I am currently working on a fraction datatype that is written in C#10 (.NET 6).
It is based on two BigIntegers in the Numerator and Denominator, which means that this fraction basically has infinite precision.
The only problem that now arises is memory consumption.
The Numerator and Denominator both get really big quickly, especially when roots are calculated using Newton's method.
An example for this using Newton's method to calculate the square root of 1/16:
x_0 = 1/16
x_1 = 17/32
x_2 = 353/1088
x_3 = 198593/768128
x_4 = 76315468673/305089687808
x_5 = 11641533109203575871233/46566125024733548077568 (≈0.2500000398)
The results get accurate quickly but the "size" of the fraction almost doubles every iteration.
When more precise results are required, the memory usage is just way too high.
A solution to this problem is rounding.
I want the user to be able to set a maximum error which the rounded fraction should be in.
My approach was using Euclid's GCD algorithm but modified for this max error clause:
public static Fraction Round(Fraction a, Fraction error)
{
BigInteger gcd = GCD(Math.Max(a.numerator, a.denominator), Math.Min(a.numerator, a.denominator), error);
return new Fraction(){ numerator = RoundedDivision(a.numerator, gcd), denominator = RoundedDivision(a.denominator, gcd) };
}
public static BigInteger GCD(BigInteger a, BigInteger b, BigFraction maxError) =>
new Fraction(){ numerator = BigInteger.Abs(b), denominator = 1 } <= maxError ? a : GCD(b, a % b, maxError * a);
// Rounds an integer division: 0.5 -> 1; -0.5 -> -1
public static BigInteger RoundedDivision(BigInteger a, BigInteger b) => (a*2 + a.Sign * b.Sign * b) / (2*b);
The results looked promising at first, but i ran into cases where the rounded result was outside the specified error.
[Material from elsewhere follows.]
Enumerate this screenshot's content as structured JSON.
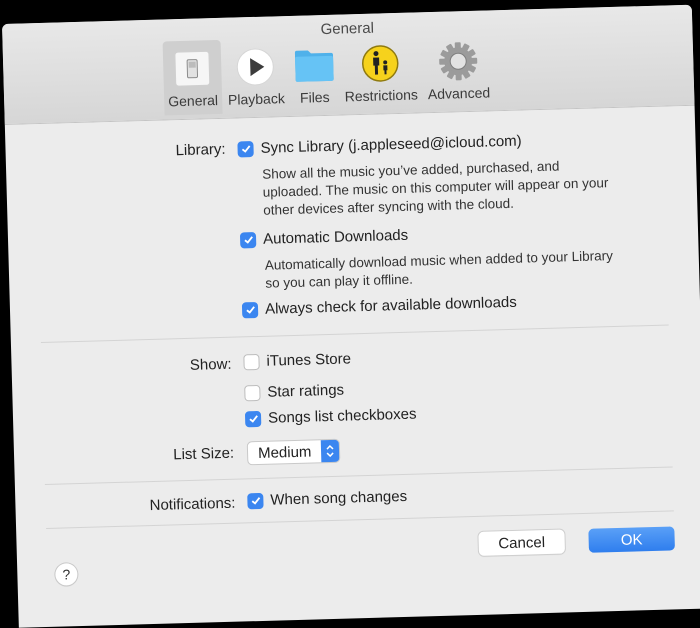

An example for this using pseudo-code:
value = 878/399 (≈2.12531; value is represented as a fraction of two integers, not the division result)
error = 1/8 (=0.125)
Round(value, error) = Round(878/399, 1/8) = 2 (=2/1)
2 is outside of the specified max error by ~0.00031 (878/399 - 1/8 ≈ 2.00031 => 2 shouldn't be possible).
Correct results would be eg. 2.125 or 2.25, because these values lie in the range of 878/399 ± 1/8.
Does someone know why this is happening and how can i fix this?
EDIT: The result of the rounding should still be a fraction.